Kash of Warm Planet Bikes, one of the bike shop owners who works with Peskin and uses only one name, praised supervisors for taking certification standards into account. But he noted that the law does not address another safety issue that is even more pressing for e-bike owners: theft.
“If you stand on Market Street, you'll see someone riding a stolen e-bike with a battery stolen from another e-bike duct-taped to the frame, and this guy with an unrated charger. You can tell they're charging,' whatever they're doing,” Kash said.
San Francisco Fire Marshal Ken Coughlin pointed out that the bill doesn't actually specifically target electric bikes. It also covers e-scooters and hoverboards, i.e. all electric mobility devices except wheelchairs. He also believes the change was necessary because it is common for damaged lithium-ion batteries to burn out of control, a chain reaction known by the Chernobyl-esque term “thermal runaway.”
“Lithium-ion batteries don't burn out.

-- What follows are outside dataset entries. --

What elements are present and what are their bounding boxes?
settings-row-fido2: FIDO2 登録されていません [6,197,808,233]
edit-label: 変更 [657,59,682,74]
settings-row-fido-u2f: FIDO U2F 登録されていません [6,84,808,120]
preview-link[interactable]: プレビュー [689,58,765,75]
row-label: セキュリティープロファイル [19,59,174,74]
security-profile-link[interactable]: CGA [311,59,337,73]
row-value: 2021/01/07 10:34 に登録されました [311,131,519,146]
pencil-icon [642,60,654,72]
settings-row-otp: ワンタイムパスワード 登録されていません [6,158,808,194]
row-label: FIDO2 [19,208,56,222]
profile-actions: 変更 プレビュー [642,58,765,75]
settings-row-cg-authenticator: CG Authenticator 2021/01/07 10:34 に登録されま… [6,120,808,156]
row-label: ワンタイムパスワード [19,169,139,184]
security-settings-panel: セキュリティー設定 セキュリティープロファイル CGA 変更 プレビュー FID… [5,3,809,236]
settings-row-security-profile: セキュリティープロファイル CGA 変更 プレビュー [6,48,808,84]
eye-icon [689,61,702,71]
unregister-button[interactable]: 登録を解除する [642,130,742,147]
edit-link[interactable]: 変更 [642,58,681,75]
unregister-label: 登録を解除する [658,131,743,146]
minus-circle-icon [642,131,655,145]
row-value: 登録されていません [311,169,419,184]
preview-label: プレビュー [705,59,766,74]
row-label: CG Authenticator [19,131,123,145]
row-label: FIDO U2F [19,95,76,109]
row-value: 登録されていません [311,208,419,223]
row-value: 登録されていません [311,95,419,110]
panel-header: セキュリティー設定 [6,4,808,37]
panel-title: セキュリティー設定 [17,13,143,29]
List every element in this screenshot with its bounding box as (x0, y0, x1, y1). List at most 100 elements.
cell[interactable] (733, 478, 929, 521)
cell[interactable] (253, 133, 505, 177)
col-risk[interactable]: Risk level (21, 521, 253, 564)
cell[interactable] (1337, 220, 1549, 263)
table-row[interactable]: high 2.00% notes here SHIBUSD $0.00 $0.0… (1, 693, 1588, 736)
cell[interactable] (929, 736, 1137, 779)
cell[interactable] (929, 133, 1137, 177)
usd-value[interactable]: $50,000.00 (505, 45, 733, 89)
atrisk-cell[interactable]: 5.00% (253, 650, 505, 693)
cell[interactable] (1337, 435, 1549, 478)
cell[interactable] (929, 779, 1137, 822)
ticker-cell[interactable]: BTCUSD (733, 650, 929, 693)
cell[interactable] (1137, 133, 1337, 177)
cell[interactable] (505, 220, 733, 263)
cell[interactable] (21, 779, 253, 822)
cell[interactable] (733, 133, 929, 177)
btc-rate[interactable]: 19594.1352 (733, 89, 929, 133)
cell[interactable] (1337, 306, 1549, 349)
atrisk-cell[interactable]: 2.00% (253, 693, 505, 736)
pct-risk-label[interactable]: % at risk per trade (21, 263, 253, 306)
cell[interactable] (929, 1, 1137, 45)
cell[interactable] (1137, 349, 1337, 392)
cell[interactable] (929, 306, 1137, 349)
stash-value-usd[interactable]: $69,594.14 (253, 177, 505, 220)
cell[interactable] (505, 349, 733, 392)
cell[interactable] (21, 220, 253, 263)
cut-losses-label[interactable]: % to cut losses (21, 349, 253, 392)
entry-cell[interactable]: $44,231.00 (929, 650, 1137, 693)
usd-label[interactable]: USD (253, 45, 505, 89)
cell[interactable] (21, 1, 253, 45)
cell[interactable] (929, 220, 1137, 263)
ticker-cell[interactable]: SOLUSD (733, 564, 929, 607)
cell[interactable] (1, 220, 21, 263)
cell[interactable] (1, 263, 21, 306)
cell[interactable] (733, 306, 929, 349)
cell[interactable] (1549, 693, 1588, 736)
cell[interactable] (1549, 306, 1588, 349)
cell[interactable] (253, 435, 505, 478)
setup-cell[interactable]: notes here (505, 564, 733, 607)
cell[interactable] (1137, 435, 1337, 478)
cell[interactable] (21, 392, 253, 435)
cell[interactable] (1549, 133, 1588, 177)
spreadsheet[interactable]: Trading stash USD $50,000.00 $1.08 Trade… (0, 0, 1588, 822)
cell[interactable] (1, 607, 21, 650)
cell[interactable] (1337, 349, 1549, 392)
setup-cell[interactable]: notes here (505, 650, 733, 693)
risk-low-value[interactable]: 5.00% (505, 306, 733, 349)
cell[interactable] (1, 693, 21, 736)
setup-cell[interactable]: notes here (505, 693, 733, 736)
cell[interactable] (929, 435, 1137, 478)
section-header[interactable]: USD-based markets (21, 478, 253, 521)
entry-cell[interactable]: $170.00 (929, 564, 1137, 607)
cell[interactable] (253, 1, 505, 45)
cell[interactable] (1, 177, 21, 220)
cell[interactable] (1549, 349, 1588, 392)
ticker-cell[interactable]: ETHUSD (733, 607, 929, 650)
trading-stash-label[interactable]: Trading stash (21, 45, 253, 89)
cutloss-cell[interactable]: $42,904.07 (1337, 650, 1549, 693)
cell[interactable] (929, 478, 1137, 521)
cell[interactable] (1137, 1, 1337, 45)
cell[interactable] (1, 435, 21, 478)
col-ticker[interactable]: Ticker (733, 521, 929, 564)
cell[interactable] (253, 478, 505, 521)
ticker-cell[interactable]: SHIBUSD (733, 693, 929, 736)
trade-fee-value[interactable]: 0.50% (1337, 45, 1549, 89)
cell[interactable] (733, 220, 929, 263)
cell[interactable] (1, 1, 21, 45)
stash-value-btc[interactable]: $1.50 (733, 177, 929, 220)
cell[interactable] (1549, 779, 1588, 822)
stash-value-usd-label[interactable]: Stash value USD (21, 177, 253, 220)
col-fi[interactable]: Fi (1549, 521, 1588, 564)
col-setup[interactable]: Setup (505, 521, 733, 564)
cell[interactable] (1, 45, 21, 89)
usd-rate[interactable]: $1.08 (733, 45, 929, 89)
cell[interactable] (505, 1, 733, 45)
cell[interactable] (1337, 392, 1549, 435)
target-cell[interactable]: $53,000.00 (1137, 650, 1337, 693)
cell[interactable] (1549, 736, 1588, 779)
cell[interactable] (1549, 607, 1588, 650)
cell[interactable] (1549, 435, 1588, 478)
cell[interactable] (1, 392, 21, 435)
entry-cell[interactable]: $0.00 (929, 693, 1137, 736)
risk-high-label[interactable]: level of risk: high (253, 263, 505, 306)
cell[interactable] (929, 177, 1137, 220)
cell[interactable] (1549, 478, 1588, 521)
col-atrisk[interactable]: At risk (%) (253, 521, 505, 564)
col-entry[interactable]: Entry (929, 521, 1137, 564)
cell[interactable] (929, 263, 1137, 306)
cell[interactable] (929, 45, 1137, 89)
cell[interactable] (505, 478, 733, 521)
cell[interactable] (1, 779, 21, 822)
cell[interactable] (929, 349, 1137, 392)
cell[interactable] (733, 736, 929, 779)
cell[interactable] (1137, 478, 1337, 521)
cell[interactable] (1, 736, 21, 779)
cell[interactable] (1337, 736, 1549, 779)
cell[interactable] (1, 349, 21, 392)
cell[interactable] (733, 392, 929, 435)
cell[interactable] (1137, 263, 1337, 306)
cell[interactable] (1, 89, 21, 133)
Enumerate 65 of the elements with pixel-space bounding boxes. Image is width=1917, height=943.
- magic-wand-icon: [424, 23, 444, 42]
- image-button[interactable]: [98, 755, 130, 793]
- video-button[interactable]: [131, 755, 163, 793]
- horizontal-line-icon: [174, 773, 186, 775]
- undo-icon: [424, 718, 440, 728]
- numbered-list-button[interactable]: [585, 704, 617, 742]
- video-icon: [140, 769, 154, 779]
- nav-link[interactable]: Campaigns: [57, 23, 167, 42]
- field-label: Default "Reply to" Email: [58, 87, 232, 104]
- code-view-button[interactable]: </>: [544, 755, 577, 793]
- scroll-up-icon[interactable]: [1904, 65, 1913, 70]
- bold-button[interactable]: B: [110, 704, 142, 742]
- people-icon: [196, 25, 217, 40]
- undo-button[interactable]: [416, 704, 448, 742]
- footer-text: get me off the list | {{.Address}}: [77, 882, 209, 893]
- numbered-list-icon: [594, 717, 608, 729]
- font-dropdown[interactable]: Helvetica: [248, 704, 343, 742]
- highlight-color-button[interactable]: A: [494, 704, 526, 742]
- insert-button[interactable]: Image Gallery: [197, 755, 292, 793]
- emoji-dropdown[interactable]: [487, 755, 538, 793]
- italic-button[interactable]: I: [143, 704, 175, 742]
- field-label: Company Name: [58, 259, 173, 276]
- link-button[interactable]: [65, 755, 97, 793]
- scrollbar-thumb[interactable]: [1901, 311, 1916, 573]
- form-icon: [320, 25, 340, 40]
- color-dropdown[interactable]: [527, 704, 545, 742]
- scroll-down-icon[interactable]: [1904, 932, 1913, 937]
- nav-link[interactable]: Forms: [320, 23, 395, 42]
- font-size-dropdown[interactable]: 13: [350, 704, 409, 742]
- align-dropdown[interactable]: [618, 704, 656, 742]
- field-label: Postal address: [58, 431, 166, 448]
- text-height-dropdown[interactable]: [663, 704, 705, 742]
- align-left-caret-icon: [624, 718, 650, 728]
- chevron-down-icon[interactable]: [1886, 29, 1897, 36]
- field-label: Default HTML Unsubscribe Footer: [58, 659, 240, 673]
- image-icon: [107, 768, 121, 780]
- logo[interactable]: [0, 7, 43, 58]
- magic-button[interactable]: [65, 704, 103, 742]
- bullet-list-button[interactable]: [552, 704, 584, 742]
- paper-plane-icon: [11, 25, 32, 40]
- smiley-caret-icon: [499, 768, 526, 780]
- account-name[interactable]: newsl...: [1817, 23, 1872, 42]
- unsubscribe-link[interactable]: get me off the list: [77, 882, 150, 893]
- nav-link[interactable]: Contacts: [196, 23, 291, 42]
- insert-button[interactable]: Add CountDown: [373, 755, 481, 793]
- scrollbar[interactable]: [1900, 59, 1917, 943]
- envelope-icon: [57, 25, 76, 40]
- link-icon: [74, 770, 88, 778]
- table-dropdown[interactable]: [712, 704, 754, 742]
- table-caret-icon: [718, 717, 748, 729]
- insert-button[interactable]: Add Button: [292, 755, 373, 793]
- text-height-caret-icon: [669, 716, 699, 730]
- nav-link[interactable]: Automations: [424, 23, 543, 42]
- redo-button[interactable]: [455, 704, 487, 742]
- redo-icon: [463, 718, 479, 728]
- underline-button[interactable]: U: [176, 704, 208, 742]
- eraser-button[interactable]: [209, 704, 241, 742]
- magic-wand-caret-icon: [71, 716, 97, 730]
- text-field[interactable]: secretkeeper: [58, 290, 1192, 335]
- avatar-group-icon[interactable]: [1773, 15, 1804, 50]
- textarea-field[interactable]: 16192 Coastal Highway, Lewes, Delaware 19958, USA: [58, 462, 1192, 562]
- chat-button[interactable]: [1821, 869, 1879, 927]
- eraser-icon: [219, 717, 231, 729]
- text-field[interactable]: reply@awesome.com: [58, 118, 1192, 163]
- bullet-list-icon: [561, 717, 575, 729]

They don't disappear in water,” Coughlin said. “You have to keep it cool. You can't drag it outside in a high-rise building.”
In some ways, the success of lithium-ion batteries is what is exacerbating these concerns. Since their introduction in the early 1990s, they have become cheaper and more powerful as a key element in the transition away from internal combustion engines. Powerful batteries can cause more intense fires, an unpleasant trade-off for consumers and lawmakers working to encourage climate-safe transportation.
“We understand that the city wants to have more bicycles to reduce its carbon footprint,” Coughlin said. “We're not trying to stop it. We want to get to zero fires.”
Update: This article has been updated to note that shops must install sprinklers when charging five or more e-bikes.